Jonghyun ficou em silêncio. Não havia nada que pudesse ser explicado, muito menos consolado, de qualquer forma. Nem mesmo a pessoa mais otimista que eu conhecia era capaz de me dar uma palavra de incentivo.

Mas não importava, porque aquele era um daqueles dias. Um que fazia todo e qualquer esforço valer a pena. Sexta-feira.

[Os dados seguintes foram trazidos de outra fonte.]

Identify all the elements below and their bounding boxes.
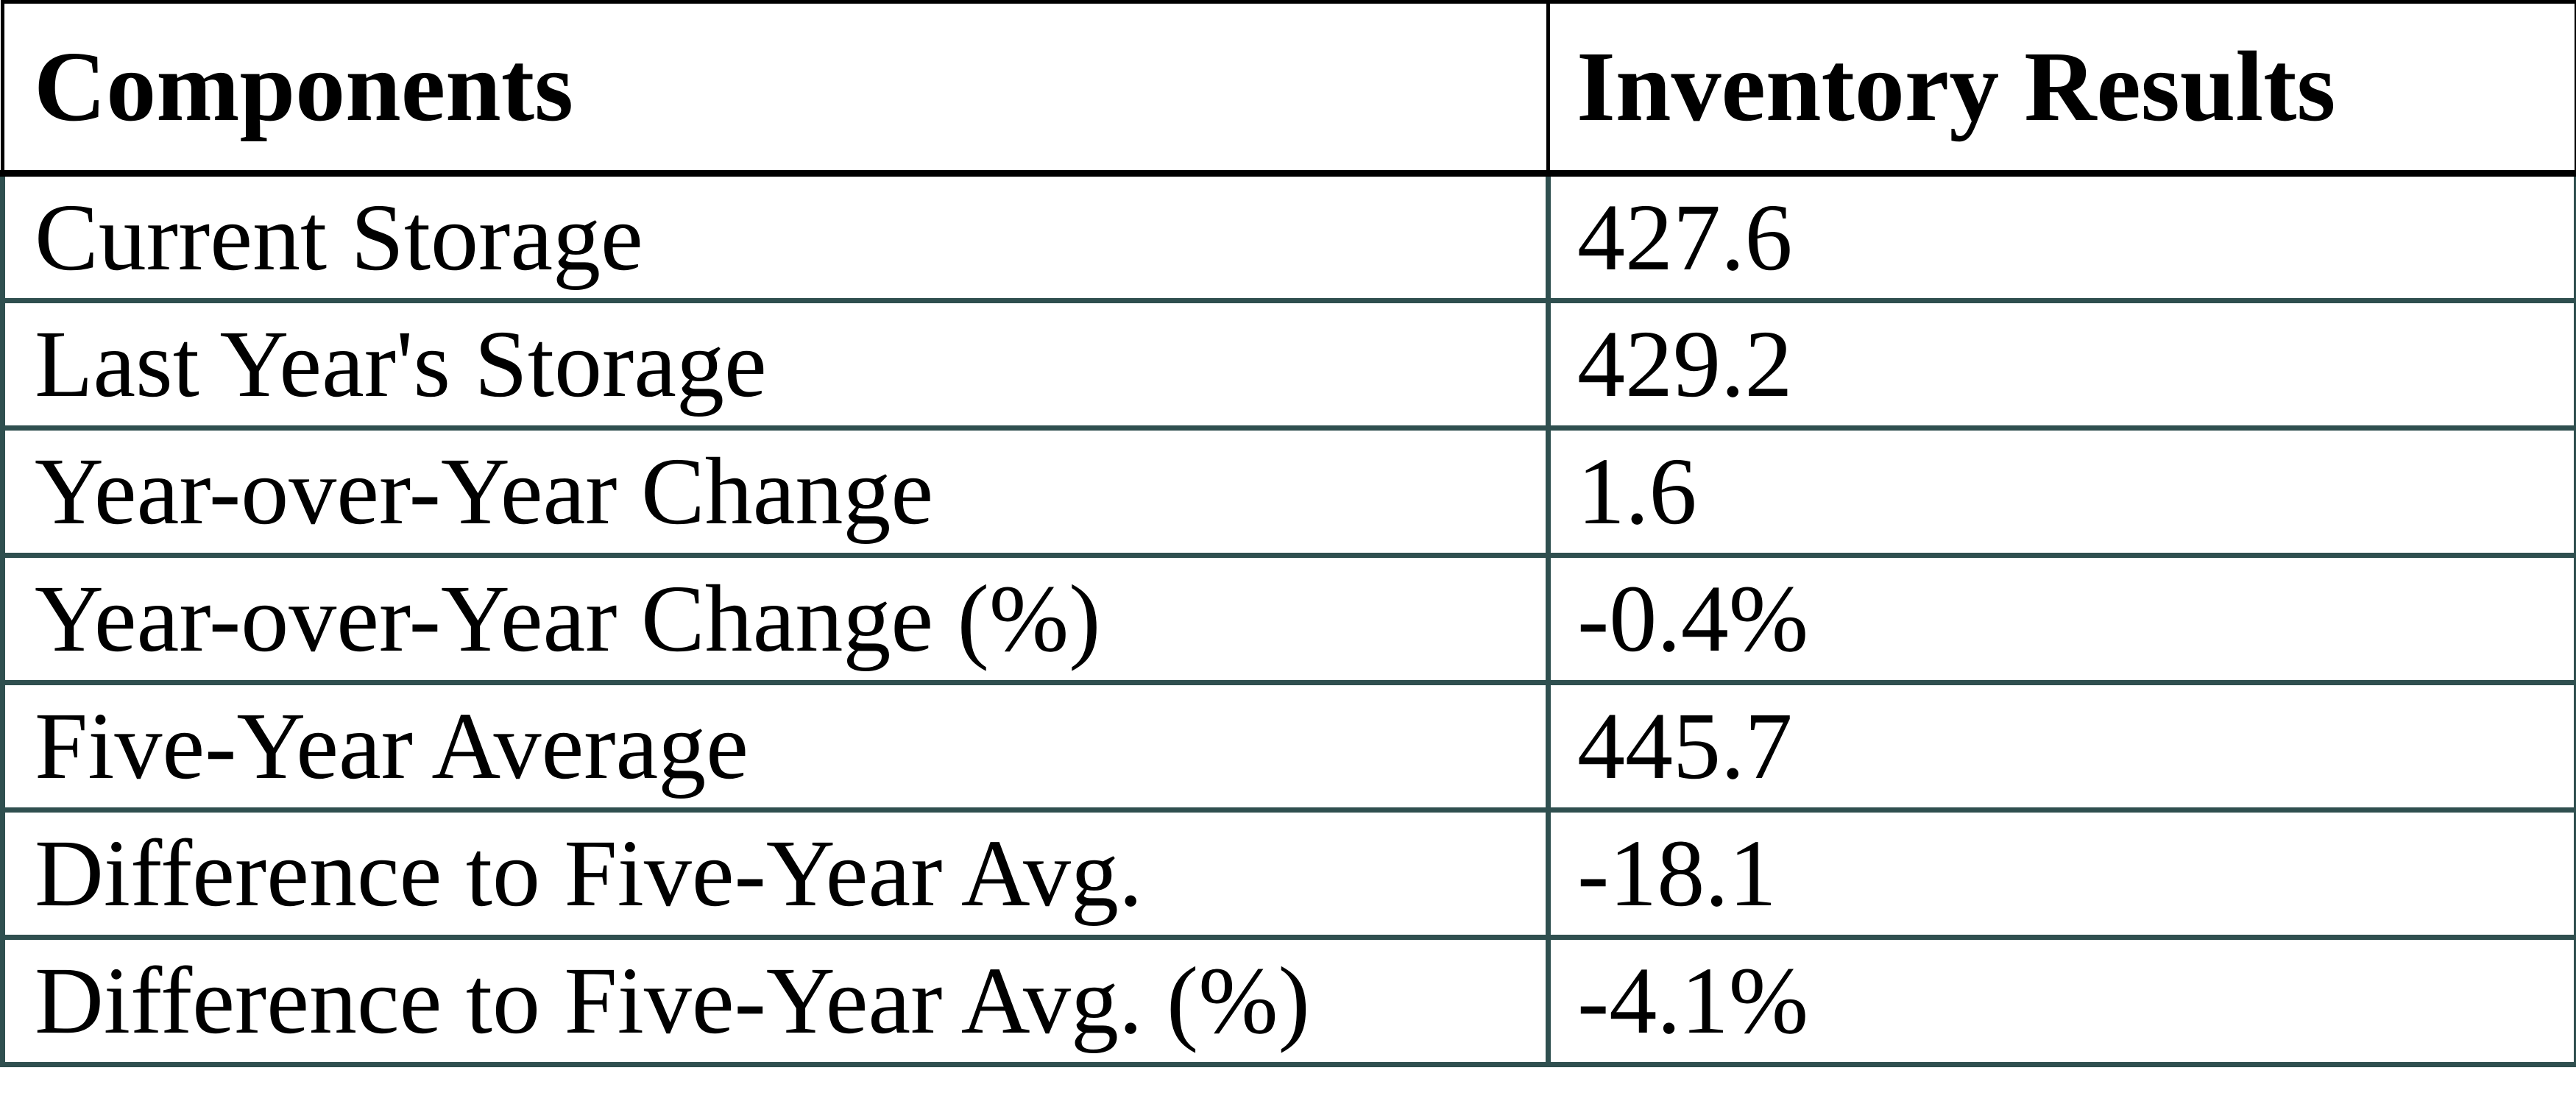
table-row-yoy-change: Year-over-Year Change 1.6 bbox=[0, 425, 2576, 558]
table-row-diff-five-year-avg: Difference to Five-Year Avg. -18.1 bbox=[0, 807, 2576, 940]
yoy-change-pct-label: Year-over-Year Change (%) bbox=[0, 553, 1551, 685]
current-storage-value: 427.6 bbox=[1546, 171, 2576, 303]
table-row-yoy-change-pct: Year-over-Year Change (%) -0.4% bbox=[0, 553, 2576, 685]
diff-five-year-avg-pct-label: Difference to Five-Year Avg. (%) bbox=[0, 935, 1551, 1067]
table-row-diff-five-year-avg-pct: Difference to Five-Year Avg. (%) -4.1% bbox=[0, 935, 2576, 1067]
yoy-change-value: 1.6 bbox=[1546, 425, 2576, 558]
column-header-inventory-results: Inventory Results bbox=[1546, 0, 2576, 177]
table-header-row: Components Inventory Results bbox=[1, 0, 2576, 177]
table-row-current-storage: Current Storage 427.6 bbox=[0, 171, 2576, 303]
last-year-storage-label: Last Year's Storage bbox=[0, 298, 1551, 431]
yoy-change-label: Year-over-Year Change bbox=[0, 425, 1551, 558]
column-header-components: Components bbox=[1, 0, 1550, 177]
table-row-five-year-average: Five-Year Average 445.7 bbox=[0, 680, 2576, 813]
five-year-average-value: 445.7 bbox=[1546, 680, 2576, 813]
diff-five-year-avg-label: Difference to Five-Year Avg. bbox=[0, 807, 1551, 940]
yoy-change-pct-value: -0.4% bbox=[1546, 553, 2576, 685]
diff-five-year-avg-value: -18.1 bbox=[1546, 807, 2576, 940]
last-year-storage-value: 429.2 bbox=[1546, 298, 2576, 431]
diff-five-year-avg-pct-value: -4.1% bbox=[1546, 935, 2576, 1067]
five-year-average-label: Five-Year Average bbox=[0, 680, 1551, 813]
table-row-last-year-storage: Last Year's Storage 429.2 bbox=[0, 298, 2576, 431]
inventory-results-table: Components Inventory Results Current Sto… bbox=[0, 0, 2576, 1067]
current-storage-label: Current Storage bbox=[0, 171, 1551, 303]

Olhava no meu relógio a cada instante. Qualquer superfície com reflexo era o bastante para que eu vislumbrasse meu rosto, verificando se havia algo de errado. Minhas mãos suavam e, droga, como eu odiava suor. Corri para minha mesa assim que tudo pareceu estar tranquilo e me permiti continuar meu livro, pelo qual eu tinha um apego especial. Não tive muito tempo, porém, pois logo Minseok já me chamava novamente para mais uma de suas tarefas triviais e seus comentários cruelmente depreciativos.

As horas demoram a passar, mas elas passam, no relógio incessante da vida. Logo já eram seis horas e eu pude me livrar de toda aquela droga. Meus passos faziam ainda mais barulho; me irritavam ainda menos.

Minseok me entregou a chave em mãos e pediu para que eu fechasse tudo. Engoli aquele bolo que se formou em minha garganta, eu poderia me atrasar um pouco, por mais que isso me estressasse. Consegui organizar todos os papéis e fechar a tempo de pegar um táxi em frente ao prédio. Pus meu sobretudo marrom na maior pressa que pude ter. Até mesmo esqueci o notebook e precisei quase me ajoelhar para que o taxista me desse apenas alguns minutos para que eu abrisse tudo e fosse atrás da bolsa retangular, sem sequer se importar com a escuridão. Mas tudo deu certo, e logo eu estava no sedan preto que cortava as ruas no banco de atrás, olhando a rua pela janela.